Violence Erupts At French Protests
Students clashed with police in Paris, capping off a day of protests that drew about 500,000 people.
The controversy is over a new law allowing employers to fire young workers with out giving reason during their first two years on the job.
Earlier in the month at least two other marches were held, but Saturday's protest marks the largest and most destructive yet, reports CBS's Dave Browde. In Paris, police fired tear gas to contain the nearly four-mile-long stretch of angry demonstrators.
The previously student driven marches were joined Saturday with union members and employees — who think the new jobs plan will undermine labor protections that protect them as well.
The government says the law will help France better compete and encourage employers to higher young workers.
Youth joblessness stands at 23 percent nationwide, Browde reports. And that number more than doubles for those who are both young and poor. The sky-high unemployment numbers are — in part — what was blamed for the riots that ravaged depressed suburbs last fall.
"Aren't we the future of France?" asked Aurelie Silan, a 20-year-old student who joined the carpet of protesters crawling through Paris.
The controversy over the jobs law has threatened to weaken the government as elections approach next year.
Government spokesman Jean-Francois Cope, speaking on the France-3 TV network, insisted on the need for a "spirit of dialogue." But he limited dialogue to "improving" the contract — not withdrawing it as protesters demand.
Saturday's marches were nearly twice the size of protests Thursday and larger than one on March 7, which drew 400,000.
"Throw away the job contract, don't throw away the youth!" chanted a group of students shaking tambourines. Many wore plastic bags to illustrate their feeling that the new law reduces young people to disposable workers.
A group of protest organizers urged President Jacques Chirac on Saturday not to let the new law take effect as expected in April.
The group said it expects an answer by Monday — and then decide whether to continue protests that have paralyzed at least 16 universities and dominated political discourse for weeks.
Chirac has pushed Villepin to act "as quickly as possible" to defuse the crisis.
Tensions escalated Saturday night as a protesting fringe of youths moved to the Sorbonne, blockaded since police stormed the Paris landmark a week ago to dislodge occupying students.

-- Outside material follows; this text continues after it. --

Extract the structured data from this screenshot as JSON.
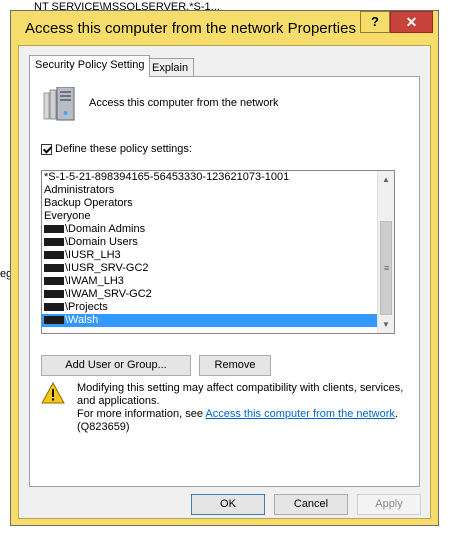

The university has become a symbol of the protest.
Youths hurled bottles, boards and other projectiles at security forces barricaded behind a tall metal structure blocking off the domed university which sits in the back of a square in the heart of the Left Bank student neighborhood.

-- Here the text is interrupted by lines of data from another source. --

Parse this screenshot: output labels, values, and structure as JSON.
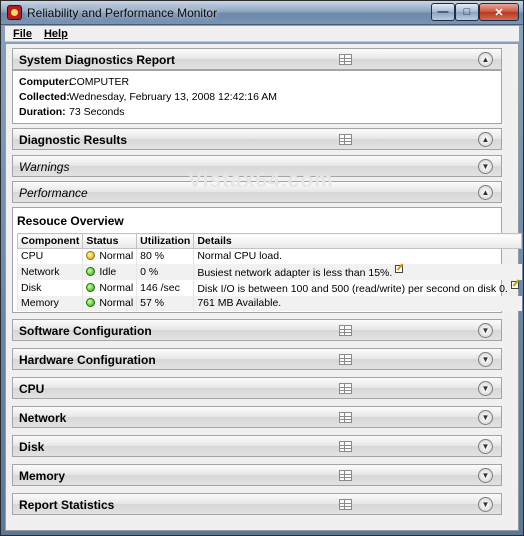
{
  "window": {
    "title": "Reliability and Performance Monitor",
    "controls": {
      "minimize": "—",
      "maximize": "□",
      "close": "✕"
    }
  },
  "menu": {
    "items": [
      "File",
      "Help"
    ]
  },
  "report": {
    "title": "System Diagnostics Report",
    "computer_label": "Computer:",
    "computer": "COMPUTER",
    "collected_label": "Collected:",
    "collected": "Wednesday, February 13, 2008 12:42:16 AM",
    "duration_label": "Duration:",
    "duration": "73 Seconds"
  },
  "sections": {
    "diagnostic_results": "Diagnostic Results",
    "warnings": "Warnings",
    "performance": "Performance"
  },
  "watermark": "Vistax64.com",
  "resource_overview": {
    "title": "Resouce Overview",
    "columns": [
      "Component",
      "Status",
      "Utilization",
      "Details"
    ],
    "rows": [
      {
        "component": "CPU",
        "status": "Normal",
        "status_color": "yellow",
        "utilization": "80 %",
        "details": "Normal CPU load.",
        "note": false
      },
      {
        "component": "Network",
        "status": "Idle",
        "status_color": "green",
        "utilization": "0 %",
        "details": "Busiest network adapter is less than 15%.",
        "note": true
      },
      {
        "component": "Disk",
        "status": "Normal",
        "status_color": "green",
        "utilization": "146 /sec",
        "details": "Disk I/O is between 100 and 500 (read/write) per second on disk 0.",
        "note": true
      },
      {
        "component": "Memory",
        "status": "Normal",
        "status_color": "green",
        "utilization": "57 %",
        "details": "761 MB Available.",
        "note": false
      }
    ]
  },
  "collapsed_sections": [
    "Software Configuration",
    "Hardware Configuration",
    "CPU",
    "Network",
    "Disk",
    "Memory",
    "Report Statistics"
  ],
  "icons": {
    "expand": "chevron-down-icon",
    "collapse": "chevron-up-icon",
    "table_view": "table-view-icon"
  }
}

In an apparent bid to set afire a police van serving as a blockade, protesters, apparently accidentally, torched the entrance of the Gap, on the corner of the square. They had earlier attacked a McDonald's restaurant, set a car afire, smashed a shop window, trashed a bus stop and hurled stones, golf balls and other objects at police. Police responded with tear gas to end several hours of skirmishes.
Saturday's protests — the biggest show yet of the country's escalating anger over the law — were largely peaceful, though they tangled transport and hobbled commerce in the capital and several other cities.
They also left French people wondering whether Prime Minister Dominique de Villepin, in the toughest test of his nearly 10-month tenure, would hold out. The usually outspoken premier was conspicuously silent during Saturday's protests.
At the McDonald's restaurant, near Place de la Nation, about a dozen protesters broke windows and punched in a takeout window wall before fleeing ahead of police, leaving customers and employees shaken.
The protests reached every corner of France, with organizers citing 160 marches from the small provincial town of Rochefort in the southwest to the major city of Lyon in the southeast.
The Paris protests were the biggest, attracting some 80,000 people, according to police. Organizers put the number at 300,000.
Police also fired tear gas at protesters in the southeastern coastal city of Marseille and in central Clermont-Ferrand.
On Friday night, a group of university presidents met with Villepin and called on him to withdraw the jobs plan for six months to allow for debate.
Failure to resolve the crisis could sorely compromise Villepin —believed to be Chirac's preferred successor — before next year's presidential elections.